|
Gaffi stick primed and ready |
I love the days up in northern Michigan when we have nothing planned, especially when I have a project like our friend R2-M5. I worked for 8 hours today. I had a lot of little things to do today and one really big goal to tackle. Starting with some of the little stuff, I multitasked and also did some prep work for the larger task as well.
My gaffi stick needed some attention so I primed it early in the hopes of getting a second coat on it before going to Traverse City tomorrow and getting some new spray paint. I also had to correct some mistakes to my legs and horseshoes. The other day I tried taping off and papering the horseshoes so I could chrome the inside rings to make them look like metal. I did a pretty good job taping but then I thought, "I can just paint them upside down because I don't care about the bottoms." Great ideas usually have some sort of consequence to me, in this case because I had paper on them (now on the bottom) the spray paint splattered under the paper and onto the white horseshoe in places. That was one of the corrections that I had to make. The second was just touch ups on the legs. I had been touching the legs quite a bit while getting the four hole/six hole conundrum figured out. In playing around with them and handling the bolts, I smeared dirty fingerprints on several places and couldn't get them completely washed off. Repainting was the easiest and cleanest option.
|
Chrome painted inside |
|
First painting of the day |
While waiting for those parts to dry, I started on my big job for the day getting the skins done. I had cut out all of the pieces of the skins and filed down the burrs yesterday. First thing to do was to wash the pieces and make sure any oxidation was cleaned off so the paint would adhere.
|
Washing the panel of the skins |
After the skins were sufficiently dry, self etching primer (wait 1 hour) was applied then two coats of white primer + paint 10 minutes apart. Because I painted them in the most natural position, the paint ran a little bit and collected in certain areas. I wait another hour and then sanded those areas to repaint and everything turned out ok. I would stand up the skins if I had to do it again.
|
First coat needed to be sanded. |
While I was waiting for the paint to dry, I went over to the panels and glued them together. There are thin rounded pieces that are part of the "outer" skin that adhere to the rectangle "inner" skin pieces to make the different panel doors on R2. Once they have all been cut out and burrs removed, you have to reattach each door and frame. I am using E6000 silicone adhesive for this. It is easy to work with, adheres very strongly, and can be removed (with great effort) if it ever needs to be down the road. But, make sure you use it outside, the fumes are crazy strong even a day after the piece has been cured. The glue does need about 30 minutes to really adhere well before taking your clamps off, some pieces need a bit longer.
|
Clamping the frames to the panels |
Once the skins were dry and I had finished with the panels, I switched places. The panels went over the the spray paint area in the woods and the skins came out to the deck with me for more gluing. There was a debate online and with my wife about whether we should paint the inner and outer skins white, do them glued together or not, or whether to leave the inner skins aluminum and paint the outer skins separately. The reasoning on the website was that canon for some of the screen R2s is all white, but guys say that an all white droid does not photograph well because a flash will white out all of the panels and there will no definition. The next school of thought is that if you do paint both white, that is fine, but you probably need to weather the droid to get some dark colors into the nooks and crannies for great looking photos. The final idea is to leave the inner skins aluminum, giving the panels a darker inside color, and paint the outer one white thus giving some definition. Stephanie wants a clean droid, at least to start, so we opted for the aluminum inner skins and white outer. When I did finish them and put them on the frame, they look great and they really do give some shadows for the pictures.

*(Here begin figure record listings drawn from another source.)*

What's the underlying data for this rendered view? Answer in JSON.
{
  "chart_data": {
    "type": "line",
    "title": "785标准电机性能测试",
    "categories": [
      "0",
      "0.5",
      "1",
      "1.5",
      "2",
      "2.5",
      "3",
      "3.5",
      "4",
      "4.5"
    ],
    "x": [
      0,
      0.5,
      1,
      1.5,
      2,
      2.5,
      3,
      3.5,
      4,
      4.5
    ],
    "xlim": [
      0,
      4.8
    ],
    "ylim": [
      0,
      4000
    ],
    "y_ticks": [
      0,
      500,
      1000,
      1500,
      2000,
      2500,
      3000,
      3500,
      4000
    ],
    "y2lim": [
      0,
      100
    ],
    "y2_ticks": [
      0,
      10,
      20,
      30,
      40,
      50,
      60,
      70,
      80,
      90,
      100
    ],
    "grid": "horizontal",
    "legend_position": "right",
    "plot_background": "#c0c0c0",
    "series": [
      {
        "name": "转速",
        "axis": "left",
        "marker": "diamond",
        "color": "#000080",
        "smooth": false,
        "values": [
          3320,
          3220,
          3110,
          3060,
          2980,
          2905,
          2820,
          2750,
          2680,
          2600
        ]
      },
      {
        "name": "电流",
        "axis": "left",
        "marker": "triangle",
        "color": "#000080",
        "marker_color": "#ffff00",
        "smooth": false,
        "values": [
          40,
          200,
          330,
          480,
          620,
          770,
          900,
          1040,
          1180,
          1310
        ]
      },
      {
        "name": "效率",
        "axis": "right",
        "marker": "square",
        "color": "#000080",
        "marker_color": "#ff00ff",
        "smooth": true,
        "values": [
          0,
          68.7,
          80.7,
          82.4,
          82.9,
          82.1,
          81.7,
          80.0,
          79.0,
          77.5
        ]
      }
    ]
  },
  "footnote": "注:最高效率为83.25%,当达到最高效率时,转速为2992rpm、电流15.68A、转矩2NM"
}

Gluing the frame together was a slow process, but there were plenty of other little things to while waiting. I had some touch-ups to make on a few of the leg details. The iodized red spray paint has been a vexing product since the beginning. I love the look of it but it has caused so many problems. After the front skins were done, I taped in the panels for now not knowing which ones will be attached to hinges. The back skins had a lot more to do because it is covered with panels and there is the rear door to attach as well. When it is all completed I attached them to the frame*.
|
Lots of clamps |
|
The trashcan and me |
|
Looking like R2-M5, no longer a naked droid |
|
See that definition |
*for those reading for instructional purposes: I pre attached the inner skins to find the proper placement for the holes to drill. There were mistakes made but it doesn't matter on the inner skins because they will be glued to the outer skins. Once the outer skins were glued on, I drilled a hole from the inside through the hole I already tested on the inner skin. This made it clean to screw the completed skins onto the frame.